Béton, architecture et ingénierie

A l’origine, le mot architecture désigne l’art de clore et de couvrir des lieux. Mais l’acception qu’en donne Vitruve est beaucoup plus large puisque, pour lui, l’architecture englobe toutes les sortes de bâtiments civils ou religieux mais aussi les ponts, les aqueducs, les ports, ainsi que les villes.

Dissociation de l’ingénierie de l’architecture

Au XVIe siècle, on assiste à une première distinction entre les architectes civils et les architectes en charge des bâtiments et des machines de guerre qui prennent le nom d’ingénieurs. Jusqu’à la première révolution industrielle, ces ingénieurs sont logiquement issus d’écoles militaires. En France, la création de l’École Centrale de Paris en 1829, marque l’essor de l’ingénierie civile pour répondre aux besoins d’infrastructures de transport et d’infrastructures urbaines, de constructions hydrauliques et industrielles. 

A partir de la révolution et du début du XIXe siècle, l’ingénierie civile est enseignée dans des écoles telles que le Conservatoire des Arts et Métiers  ou l’Ecole Centrale de Paris. A titre d’exemple, le cours qui y est dispensé sur les « Constructions civiles » en 1854 traite des habitations, des édifices municipaux, des édifices ruraux, des édifices de l’industrie et des travaux publics. Il faut dire que le XIXe siècle voit l’essor d’un grand nombre de nouveaux bâtiments utilitaires comme les écoles, les abattoirs, les logement sociaux, les gares ou la forte évolution de bâtiments déjà existants comme les halles, les prisonsou les hôpitaux. 

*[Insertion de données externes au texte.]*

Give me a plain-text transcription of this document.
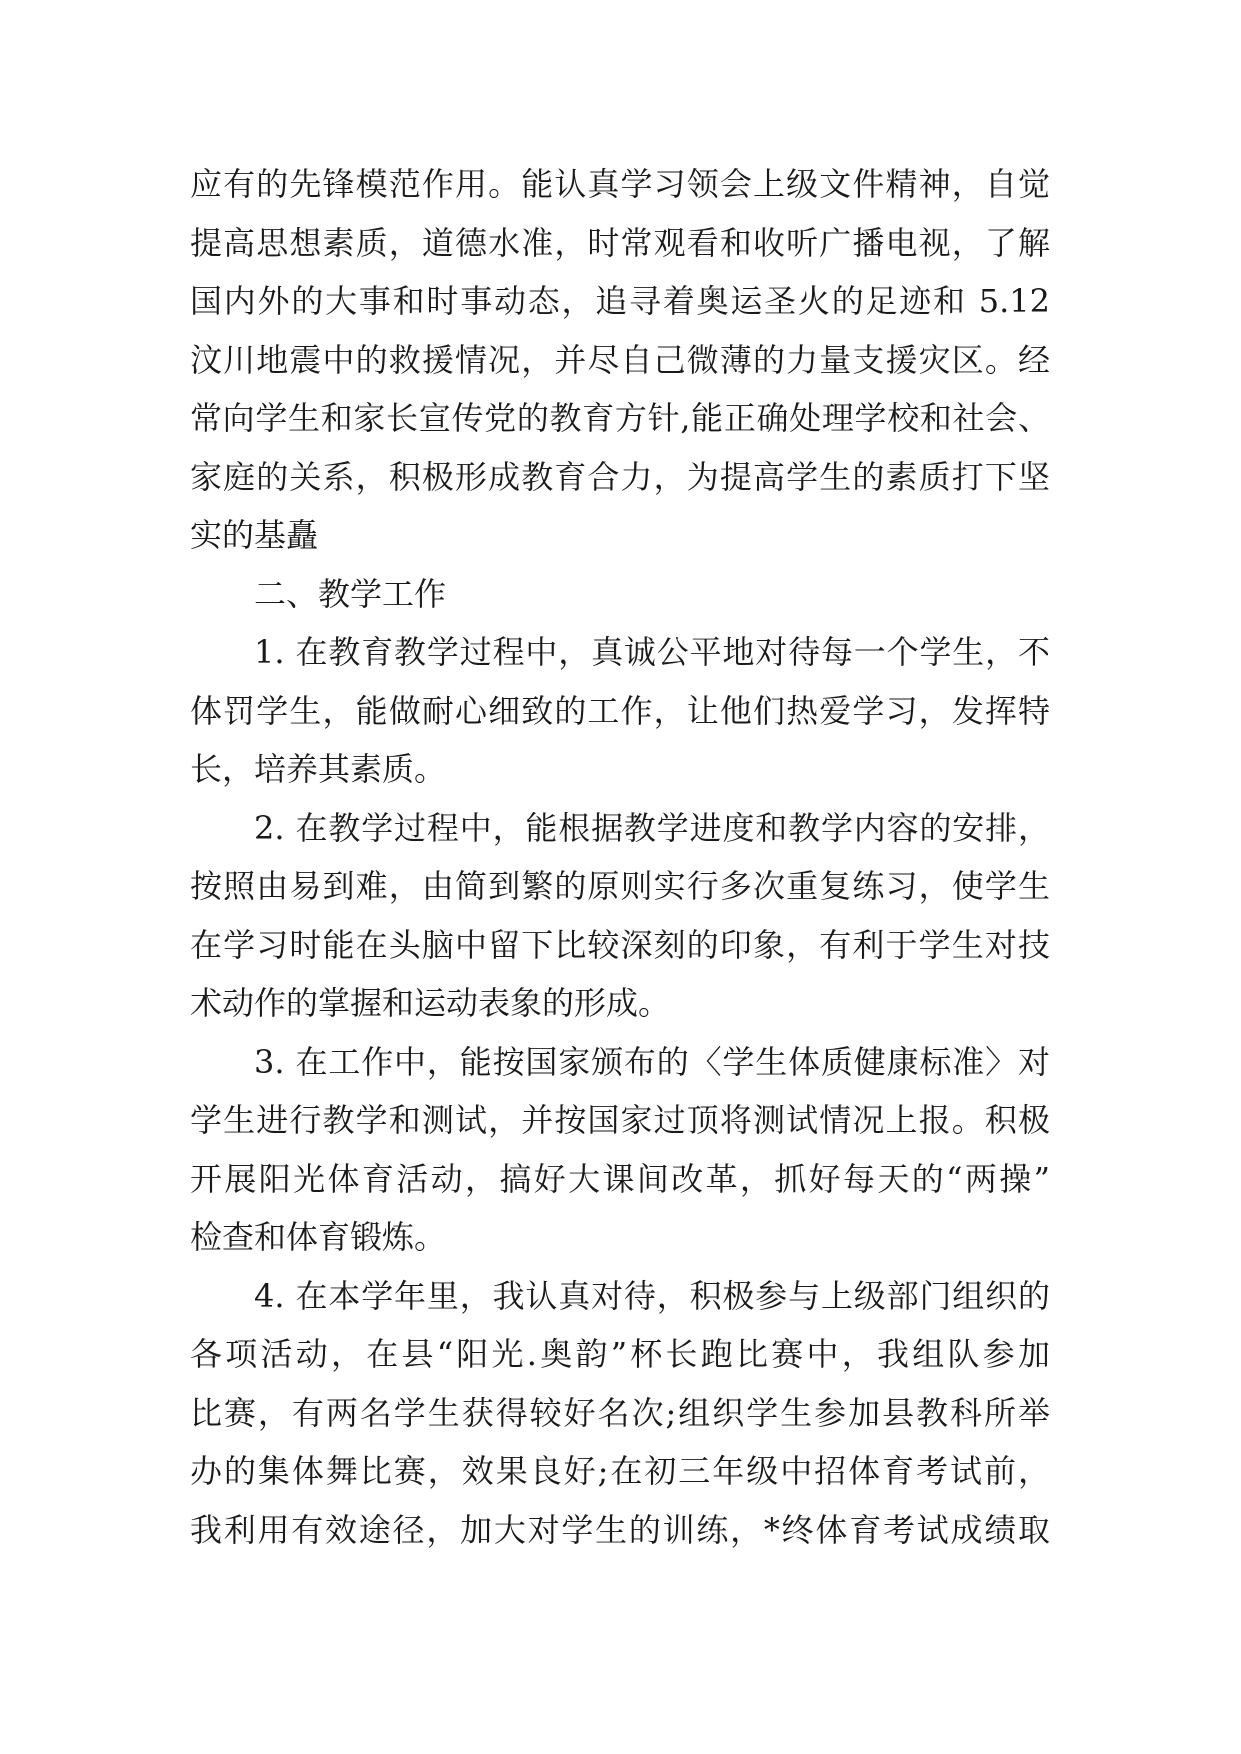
应有的先锋模范作用。能认真学习领会上级文件精神，自觉
提高思想素质，道德水准，时常观看和收听广播电视，了解
国内外的大事和时事动态，追寻着奥运圣火的足迹和 5.12
汶川地震中的救援情况，并尽自己微薄的力量支援灾区。经
常向学生和家长宣传党的教育方针,能正确处理学校和社会、
家庭的关系，积极形成教育合力，为提高学生的素质打下坚
实的基矗
二、教学工作
1. 在教育教学过程中，真诚公平地对待每一个学生，不
体罚学生，能做耐心细致的工作，让他们热爱学习，发挥特
长，培养其素质。
2. 在教学过程中，能根据教学进度和教学内容的安排，
按照由易到难，由简到繁的原则实行多次重复练习，使学生
在学习时能在头脑中留下比较深刻的印象，有利于学生对技
术动作的掌握和运动表象的形成。
3. 在工作中，能按国家颁布的〈学生体质健康标准〉对
学生进行教学和测试，并按国家过顶将测试情况上报。积极
开展阳光体育活动，搞好大课间改革，抓好每天的“两操”
检查和体育锻炼。
4. 在本学年里，我认真对待，积极参与上级部门组织的
各项活动，在县“阳光.奥韵”杯长跑比赛中，我组队参加
比赛，有两名学生获得较好名次;组织学生参加县教科所举
办的集体舞比赛，效果良好;在初三年级中招体育考试前，
我利用有效途径，加大对学生的训练，*终体育考试成绩取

L’architecture indissociable de la sculpture

L’architecture est une des quatre disciplines enseignée à l’Ecole des Beaux-arts, avec la gravure, la sculpture et la peinture. Reposant sur une logique de concours, depuis l’admission jusqu’au concours de Rome, l’école est très conservatrice. Le cours de théorie de l’architecture est basé sur le seul examen des formes architecturales de l’antiquité. Les canons de l’esthétique Beaux-Arts sont fixés dès le règne de Napoléon III lors des extensions apportées par deux architectes formés à l’École des beaux-arts de Paris et lauréats du prix de Rome. Ce style se caractérise par un éclectisme de bon ton, une profusion ornementale, la polychromie dans le décor des façades et une conception monumentale. 

L’impossible réconciliation entre architecture et construction 

Nommé à l’école des Beaux-arts, Viollet-le-duc finit par jeter l’éponge.  Il faut dire que Viollet-le-Duc s’attache à l’aspect constructif et se concentre en particulier sur les charpentes métalliques (l’architecture trouve alors une nouvelle étymologie basée sur le grec Techné, la force, la structure, la charpente). Comme Émile Trélat, il constate qu’il est fréquemment demandé aux architectes, durant ce début de la seconde moitié du xixsiècle, la réalisation d’oeuvres plus communes, plus courantes que les grands édifices publics, qui nécessitent une instruction et une formation spéciales, plus courte que la formation académique. A côté de l’architecte-artiste formé à l’École des Beaux-Arts, il faut aussi, selon lui, un architecte qui soit un habile constructeur, un professionnel compétent, la formation correspondant à ce besoin n’existant pas, en France, en 1865.

La situation est rendue d’autant plus complexe que, dans le même temps, la profession d’ingénieur civil se développe et se pose en concurrent direct des architectes sur le marché de la commande publique et privée. De nouveaux bâtiments (les gares ou les grands magasins, par exemple) soulèvent notamment la question de savoir qui de l’architecte ou de l’ingénieur doit avoir le denier mot. Ainsi à Tours, la rivalité pour l’attribution du plan de la gare oppose les ingénieurs de la compagnie PO et l’architecte V.Laloux. La conflit prend fin en Avril 1894: le projet de V.Laloux, soutenu par le maire, est retenu pour la nouvelle gare de Tours, mais seulement pour la façade.

Aux yeux de Viollet-le-Duc, et plus largement des architectes en quête de renouveau, l’Ingénieur et la Machine sont les symboles d’une modernité emprunte de rationalité et d’efficacité. Et Viollet d’avertir : « s’ils persistent (…) à refuser à la science le concours qu’elle ne demande qu’à leur prêter, les architectes ont fini leur rôle : celui des ingénieurs commence, c’est à dire le rôle des hommes adonnés aux constructions, qui partiront des connaissances purement scientifiques pour composer un art déduit de ces connaissances et des nécessités imposées par notre temps ». La performance du Crystal palace connait un énorme retentissement. La construction de la tour Eiffel également. Le thème de l’ingénieur « homme de l’avenir » destiné à supplanter l’architecte « homme du passé » ne date donc pas du Corbusier.